If there are items in the L->openupval list (line 4), it calls luaF_close :

1
2
3
4
5
6
7
8
9
10
11
12
13
14
15
16
17
 void luaF_close (lua_State *L, StkId level) {
   UpVal *uv;
   global_State *g = G(L);
   while (L->openupval != NULL && (uv = ngcotouv(L->openupval))->v >= level) {
     GCObject *o = obj2gco(uv);
     lua_assert(!isblack(o) && uv->v != &uv->u.value);
     L->openupval = uv->next;  /* remove from `open' list */
     if (isdead(g, o))
       luaF_freeupval(L, uv);  /* free upvalue */
     else {
       unlinkupval(uv);
       setobj(L, &uv->u.value, uv->v);
       uv->v = &uv->u.value;  /* now current value lives here */
       luaC_linkupval(L, uv);  /* link upvalue into `gcroot' list */
     }
   }
 }

The luaF_close function walks through open upvals in the list L->openupval (which it added the upval to in luaF_findupval).

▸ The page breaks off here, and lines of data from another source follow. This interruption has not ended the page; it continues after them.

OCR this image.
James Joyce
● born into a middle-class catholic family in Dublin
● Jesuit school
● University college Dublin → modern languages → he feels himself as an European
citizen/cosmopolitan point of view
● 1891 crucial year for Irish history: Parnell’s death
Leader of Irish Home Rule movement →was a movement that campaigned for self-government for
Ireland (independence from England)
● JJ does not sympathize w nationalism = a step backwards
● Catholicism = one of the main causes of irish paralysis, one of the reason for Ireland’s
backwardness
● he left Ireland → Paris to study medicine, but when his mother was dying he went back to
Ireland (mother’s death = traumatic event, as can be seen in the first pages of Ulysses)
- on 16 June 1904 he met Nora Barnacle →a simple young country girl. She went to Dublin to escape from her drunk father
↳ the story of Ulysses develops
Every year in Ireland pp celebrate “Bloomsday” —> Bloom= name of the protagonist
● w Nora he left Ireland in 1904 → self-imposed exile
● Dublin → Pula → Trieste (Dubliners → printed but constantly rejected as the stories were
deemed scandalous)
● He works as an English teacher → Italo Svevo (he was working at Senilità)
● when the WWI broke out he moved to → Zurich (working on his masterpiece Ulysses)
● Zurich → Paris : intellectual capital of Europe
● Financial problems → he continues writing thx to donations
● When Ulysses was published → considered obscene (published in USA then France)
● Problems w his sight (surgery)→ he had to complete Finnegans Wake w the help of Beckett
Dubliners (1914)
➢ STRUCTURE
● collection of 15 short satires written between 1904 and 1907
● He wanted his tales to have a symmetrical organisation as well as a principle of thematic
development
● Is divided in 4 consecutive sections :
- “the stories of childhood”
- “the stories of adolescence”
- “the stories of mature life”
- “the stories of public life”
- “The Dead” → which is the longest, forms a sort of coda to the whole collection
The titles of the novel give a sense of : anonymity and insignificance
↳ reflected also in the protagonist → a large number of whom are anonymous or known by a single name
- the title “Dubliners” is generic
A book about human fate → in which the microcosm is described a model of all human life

In lines 12 & 13 it copies the value from the upval data pointer (v) into the upval object (u.value) and then sets the upval pointer to itself.

Let’s look now at the inner function:

function <closure.lua:4,6> (4 instructions, 16 bytes at 0x7fca73403c20)
0 params, 2 slots, 1 upvalue, 0 locals, 1 constant, 0 functions
	1	[5]	GETGLOBAL	0 -1	; print
	2	[5]	GETUPVAL 	1 0	; i
	3	[5]	CALL     	0 2 1
	4	[6]	RETURN   	0 1

Instruction 2 uses GETUPVAL to reads the ‘i’ variable from the upval into a temporary local register 1. Here’s the code in (lvm.c):

1
2
3
4
5
      case OP_GETUPVAL: {
        int b = GETARG_B(i);
        setobj2s(L, ra, cl->upvals[b]->v);
        continue;
      }

The B argument indexes into the upvals array and get the reference v. The setobj2s copies the value from the pointer into the result register (called ra in this code).

Finally, instruction 3 called the ‘print’ function to output the value, then the function returns.

This is a clever solution that simplifies the implementation of the compiler. One approach to supporting by-reference closures in my system would be to use a ‘cons’ object in a similar way that the upval structure is used here.